When calling loss2.backward(retain_graph=False). I get the below error (with stack trace)

//STACK TRACE
 File "train.py", line 160, in <module>
    zs, logdet, mean, log_sd= model(x)
  File "/Users/saandeep/Projects/fg/normalizing_flow/.venv/lib/python3.7/site-packages/torch/nn/modules/module.py", line 1051, in _call_impl
    return forward_call(*input, **kwargs)
  File "/Users/saandeep/Projects/fg/normalizing_flow/model.py", line 226, in forward
    mean, log_sd = self.prior(zs[-1]).split(2, 1)
  File "/Users/saandeep/Projects/fg/normalizing_flow/.venv/lib/python3.7/site-packages/torch/nn/modules/module.py", line 1051, in _call_impl
    return forward_call(*input, **kwargs)
  File "/Users/saandeep/Projects/fg/normalizing_flow/model.py", line 117, in forward
    out = self.linear(input)
  File "/Users/saandeep/Projects/fg/normalizing_flow/.venv/lib/python3.7/site-packages/torch/nn/modules/module.py", line 1051, in _call_impl
    return forward_call(*input, **kwargs)
  File "/Users/saandeep/Projects/fg/normalizing_flow/.venv/lib/python3.7/site-packages/torch/nn/modules/linear.py", line 96, in forward
    return F.linear(input, self.weight, self.bias)
  File "/Users/saandeep/Projects/fg/normalizing_flow/.venv/lib/python3.7/site-packages/torch/nn/functional.py", line 1847, in linear
    return torch._C._nn.linear(input, weight, bias)
 (Triggered internally at  ../torch/csrc/autograd/python_anomaly_mode.cpp:104.)
  allow_unreachable=True, accumulate_grad=True)  # allow_unreachable flag
Traceback (most recent call last):
  File "train.py", line 174, in <module>
    loss2.backward(retain_graph=False)
  File "/Users/saandeep/Projects/fg/normalizing_flow/.venv/lib/python3.7/site-packages/torch/_tensor.py", line 255, in backward
    torch.autograd.backward(self, gradient, retain_graph, create_graph, inputs=inputs)
  File "/Users/saandeep/Projects/fg/normalizing_flow/.venv/lib/python3.7/site-packages/torch/autograd/__init__.py", line 149, in backward
    allow_unreachable=True, accumulate_grad=True)  # allow_unreachable flag

//MAIN ERROR
RuntimeError: one of the variables needed for gradient computation has been modified by an inplace operation: [torch.FloatTensor [2, 4]], which is output 0 of TBackward, is at version 2; expected version 1 instead.
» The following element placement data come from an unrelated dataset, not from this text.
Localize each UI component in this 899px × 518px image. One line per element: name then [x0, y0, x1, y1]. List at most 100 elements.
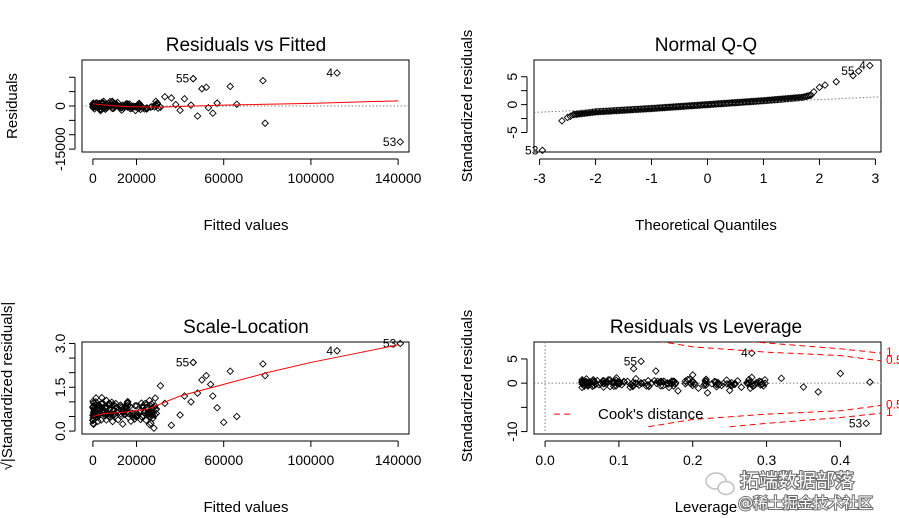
data-point — [674, 387, 682, 395]
data-point — [603, 378, 612, 387]
data-point — [558, 116, 566, 125]
point-label: 4 — [741, 346, 748, 360]
data-point — [687, 380, 695, 388]
labeled-point — [538, 146, 547, 155]
labeled-point — [854, 67, 863, 75]
y-axis-label: Standardized residuals — [459, 30, 476, 183]
y-tick-label: 0.0 — [52, 421, 68, 441]
data-point — [95, 102, 103, 111]
cooks-level-label: 1 — [886, 345, 893, 359]
data-point — [143, 410, 152, 419]
labeled-point — [396, 339, 405, 348]
data-point — [681, 377, 690, 385]
data-point — [688, 381, 697, 390]
data-point — [151, 405, 160, 414]
data-point — [187, 398, 195, 406]
data-point — [659, 381, 667, 390]
data-point — [836, 369, 845, 378]
data-point — [128, 409, 136, 417]
data-point — [167, 421, 176, 430]
data-point — [123, 100, 131, 109]
labeled-point — [396, 138, 405, 146]
data-point — [146, 410, 154, 418]
data-point — [712, 382, 721, 391]
data-point — [814, 388, 823, 396]
data-point — [659, 377, 668, 386]
labeled-point — [865, 61, 874, 70]
data-point — [208, 109, 217, 118]
data-point — [141, 399, 149, 408]
y-tick-label: -10 — [504, 421, 520, 441]
x-tick-label: 140000 — [375, 452, 422, 468]
normal-qq-plot: Normal Q-Q Theoretical Quantiles Standar… — [459, 30, 882, 234]
y-tick-label: 0 — [52, 102, 68, 110]
x-tick-label: 0.4 — [831, 452, 851, 468]
data-point — [777, 374, 786, 383]
x-axis-label: Fitted values — [203, 499, 288, 516]
point-label: 55 — [176, 355, 190, 369]
data-point — [156, 381, 165, 390]
data-point — [171, 100, 180, 109]
data-point — [189, 74, 198, 83]
data-point — [111, 402, 120, 411]
data-point — [731, 379, 739, 388]
labeled-point — [862, 419, 871, 428]
data-point — [102, 396, 111, 405]
data-point — [688, 371, 697, 379]
data-point — [226, 367, 235, 376]
plot-title: Scale-Location — [183, 317, 309, 338]
cooks-contour-line — [729, 412, 881, 428]
x-tick-label: 1 — [760, 170, 768, 186]
data-point — [566, 112, 575, 121]
data-point — [637, 379, 646, 388]
cooks-level-label: 0.5 — [886, 397, 899, 411]
data-point — [128, 102, 136, 111]
data-point — [810, 87, 818, 96]
x-tick-label: 100000 — [288, 452, 335, 468]
data-point — [110, 103, 119, 112]
data-point — [118, 407, 127, 415]
data-point — [757, 380, 766, 389]
watermark: 拓端数据部落 @稀土掘金技术社区 — [705, 469, 874, 513]
plot-frame — [533, 341, 882, 435]
data-point — [213, 99, 221, 107]
data-point — [138, 103, 147, 111]
plot-title: Residuals vs Fitted — [166, 35, 327, 56]
data-point — [751, 380, 760, 389]
x-tick-label: 20000 — [117, 170, 156, 186]
data-point — [723, 380, 731, 388]
data-point — [745, 375, 753, 384]
data-point — [132, 401, 141, 410]
data-point — [635, 381, 643, 390]
y-tick-label: 5 — [504, 355, 520, 363]
x-tick-label: 20000 — [117, 452, 156, 468]
data-point — [645, 382, 653, 391]
y-tick-label: -5 — [504, 126, 520, 139]
point-label: 55 — [176, 72, 190, 86]
data-point — [93, 99, 101, 107]
data-point — [629, 364, 638, 373]
x-tick-label: 2 — [816, 170, 824, 186]
data-point — [261, 119, 269, 128]
labeled-point — [747, 349, 756, 357]
data-point — [849, 71, 857, 80]
data-point — [151, 394, 160, 402]
x-tick-label: 0 — [704, 170, 712, 186]
data-point — [117, 106, 126, 115]
data-point — [651, 367, 660, 375]
x-tick-label: 0.1 — [609, 452, 629, 468]
data-point — [563, 113, 572, 122]
data-point — [714, 378, 722, 387]
data-point — [743, 378, 751, 387]
data-point — [658, 377, 666, 386]
data-point — [636, 379, 645, 387]
data-point — [685, 375, 694, 384]
point-label: 53 — [383, 135, 397, 149]
data-point — [118, 420, 127, 428]
data-point — [150, 424, 158, 432]
data-point — [193, 112, 202, 120]
data-point — [667, 379, 676, 388]
data-point — [161, 92, 169, 101]
data-point — [107, 398, 116, 407]
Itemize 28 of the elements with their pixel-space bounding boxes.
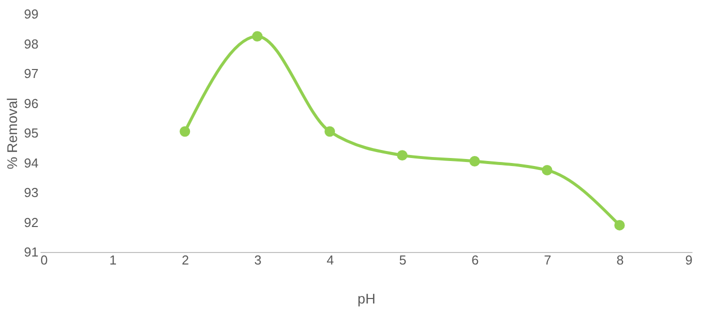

Hint: the backtrace further above shows the operation that failed to compute its gradient. The variable in question was changed in there or anywhere later. Good luck!

I am aware that any inplace operation causes this issue but am unable to pinpoint the location either in the model.py or loss.py due to nature of stack trace.

You are making one simple mistake. You are calling the second loss2.backward() after the first optimizer.step()

# NO ERROR
loss1.backward(retain_graph=True)
loss2.backward(retain_graph=False)
optimizer.step()
optimizer2.step()

The reason is that once you call optimizer.step() the variables are updated with the grads. When you again call loss2.backward() the grads have already been used to update the variables since in your case the variables(parameters) are common
Hope this helps